Google has turned old search campaigns into campaigns that can surface ads in AI Mode using broad match and AI automation, explains Norris.
It will be interesting to see if OpenAI uses the same keyword targeting strategy or takes a different route entirely, especially as both platforms come in at the same place in the marketing funnel.
“From an SEO perspective, this doesn’t replace search, but it does further fragment discovery. We’re no longer talking about one primary surface. It’s search, AI answers, and potentially sponsored AI results all at once,” says Norris.
Add to that, Apple and Google recently announced a joint partnership, which will see the next generation of Apple foundation models based on Google’s Gemini models and cloud technology.
A joint statement from the two tech giants said the deal will “help power future Apple Intelligence features, including a more personalised Siri”. Apple Intelligence will continue to run on its devices and Private Cloud Compute.

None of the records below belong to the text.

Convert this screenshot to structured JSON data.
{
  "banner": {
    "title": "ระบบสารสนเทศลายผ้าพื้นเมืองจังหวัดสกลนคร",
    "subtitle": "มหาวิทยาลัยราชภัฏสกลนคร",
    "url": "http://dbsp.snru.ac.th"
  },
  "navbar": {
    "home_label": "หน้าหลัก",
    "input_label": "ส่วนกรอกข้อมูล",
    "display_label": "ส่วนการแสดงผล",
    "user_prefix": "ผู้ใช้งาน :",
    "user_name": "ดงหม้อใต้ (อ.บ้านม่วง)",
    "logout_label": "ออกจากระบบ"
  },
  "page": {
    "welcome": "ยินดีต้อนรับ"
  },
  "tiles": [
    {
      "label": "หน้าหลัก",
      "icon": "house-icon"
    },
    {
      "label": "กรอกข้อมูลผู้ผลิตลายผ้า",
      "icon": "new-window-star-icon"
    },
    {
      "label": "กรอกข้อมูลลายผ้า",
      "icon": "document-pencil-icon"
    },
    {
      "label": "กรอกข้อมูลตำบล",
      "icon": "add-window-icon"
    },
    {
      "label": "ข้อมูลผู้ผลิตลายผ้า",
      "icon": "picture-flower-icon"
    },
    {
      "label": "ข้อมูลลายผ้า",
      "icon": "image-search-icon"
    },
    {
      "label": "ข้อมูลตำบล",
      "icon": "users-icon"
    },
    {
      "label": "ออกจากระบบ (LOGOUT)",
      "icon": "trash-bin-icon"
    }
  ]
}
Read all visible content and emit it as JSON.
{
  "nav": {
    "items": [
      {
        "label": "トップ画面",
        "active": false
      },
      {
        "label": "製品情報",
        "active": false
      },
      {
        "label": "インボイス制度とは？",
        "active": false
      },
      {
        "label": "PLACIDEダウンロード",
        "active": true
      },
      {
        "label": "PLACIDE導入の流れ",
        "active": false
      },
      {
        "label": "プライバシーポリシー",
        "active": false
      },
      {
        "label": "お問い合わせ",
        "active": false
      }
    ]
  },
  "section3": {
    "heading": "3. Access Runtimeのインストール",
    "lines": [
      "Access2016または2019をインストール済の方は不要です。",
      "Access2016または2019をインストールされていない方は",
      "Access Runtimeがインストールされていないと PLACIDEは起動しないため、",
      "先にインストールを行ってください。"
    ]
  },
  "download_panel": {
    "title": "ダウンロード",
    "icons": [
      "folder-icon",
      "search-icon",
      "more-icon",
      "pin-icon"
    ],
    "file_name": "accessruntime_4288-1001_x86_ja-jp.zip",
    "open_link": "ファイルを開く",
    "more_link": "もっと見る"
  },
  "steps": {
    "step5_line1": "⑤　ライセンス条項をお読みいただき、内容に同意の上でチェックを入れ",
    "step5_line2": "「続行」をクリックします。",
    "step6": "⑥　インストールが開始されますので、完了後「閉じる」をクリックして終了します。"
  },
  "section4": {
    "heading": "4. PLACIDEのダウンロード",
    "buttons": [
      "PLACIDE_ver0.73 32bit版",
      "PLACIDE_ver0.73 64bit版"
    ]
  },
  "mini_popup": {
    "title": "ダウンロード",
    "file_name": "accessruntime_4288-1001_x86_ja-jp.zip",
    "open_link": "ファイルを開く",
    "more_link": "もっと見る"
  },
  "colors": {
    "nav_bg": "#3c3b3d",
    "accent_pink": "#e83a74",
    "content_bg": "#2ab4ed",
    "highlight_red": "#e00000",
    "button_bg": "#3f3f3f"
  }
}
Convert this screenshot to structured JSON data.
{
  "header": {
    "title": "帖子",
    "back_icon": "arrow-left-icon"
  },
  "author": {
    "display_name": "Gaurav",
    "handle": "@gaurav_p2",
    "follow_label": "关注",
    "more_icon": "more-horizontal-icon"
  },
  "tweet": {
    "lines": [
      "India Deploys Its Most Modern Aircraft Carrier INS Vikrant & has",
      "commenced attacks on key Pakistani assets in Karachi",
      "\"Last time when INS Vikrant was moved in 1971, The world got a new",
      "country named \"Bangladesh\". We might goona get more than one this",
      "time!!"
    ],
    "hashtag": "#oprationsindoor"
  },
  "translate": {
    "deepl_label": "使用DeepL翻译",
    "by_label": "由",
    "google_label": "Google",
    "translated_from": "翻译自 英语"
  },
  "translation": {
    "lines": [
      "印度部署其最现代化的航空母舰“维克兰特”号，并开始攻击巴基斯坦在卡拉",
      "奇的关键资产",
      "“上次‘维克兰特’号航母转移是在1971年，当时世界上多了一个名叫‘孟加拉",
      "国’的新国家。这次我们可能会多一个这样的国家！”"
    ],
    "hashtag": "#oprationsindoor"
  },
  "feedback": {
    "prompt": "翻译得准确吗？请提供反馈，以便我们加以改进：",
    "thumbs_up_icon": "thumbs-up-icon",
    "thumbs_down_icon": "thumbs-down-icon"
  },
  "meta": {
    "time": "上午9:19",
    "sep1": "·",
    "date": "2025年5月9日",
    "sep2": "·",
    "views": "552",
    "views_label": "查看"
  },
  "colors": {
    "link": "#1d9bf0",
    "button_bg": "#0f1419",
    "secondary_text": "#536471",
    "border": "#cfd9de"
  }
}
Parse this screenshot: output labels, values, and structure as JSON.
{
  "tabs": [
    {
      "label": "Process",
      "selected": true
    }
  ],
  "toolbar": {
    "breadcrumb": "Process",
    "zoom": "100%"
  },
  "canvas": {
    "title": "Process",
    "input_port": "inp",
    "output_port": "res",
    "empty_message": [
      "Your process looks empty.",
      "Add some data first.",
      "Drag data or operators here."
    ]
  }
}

“With Apple and Google getting increasingly close around AI on the iPhone, the pressure on OpenAI only increases,” says Norris. Therefore, against that backdrop, “experimenting with pricing and ads is expected” from OpenAI.
The pressure is certainly on. OpenAI has to delicately balance monetisation with user experience, ensuring ads don’t interfere with organic usefulness. Whereas legacy players like Google and Apple have already secured that tightrope.
Let’s not also forget that Google and Apple have a long-standing relationship. Google has paid Apple billions of dollars to be the default search engine on Safari for decades (dating back to the early 2000s). The Alphabet-owned company also just released an upgrade to make Gemini 3 the default model in AI Overviews.
There is an argument to say this new partnership and updates is Google’s play to continue being the default search engine… it certainly feels like a déjà vu moment.
But does that mean it’s game over for OpenAI even before its truly begun rolling out its advertising arm? I don’t think so. There is still room for competition, but what this suggests is perhaps collaboration among the big tech companies is the key.
The AI battlefield is heating up. But the race hasn’t quite finished.
For marketers, it’s all about authority. As Norris puts it, those that have real authority will benefit regardless of the channel in the age of AI search engines.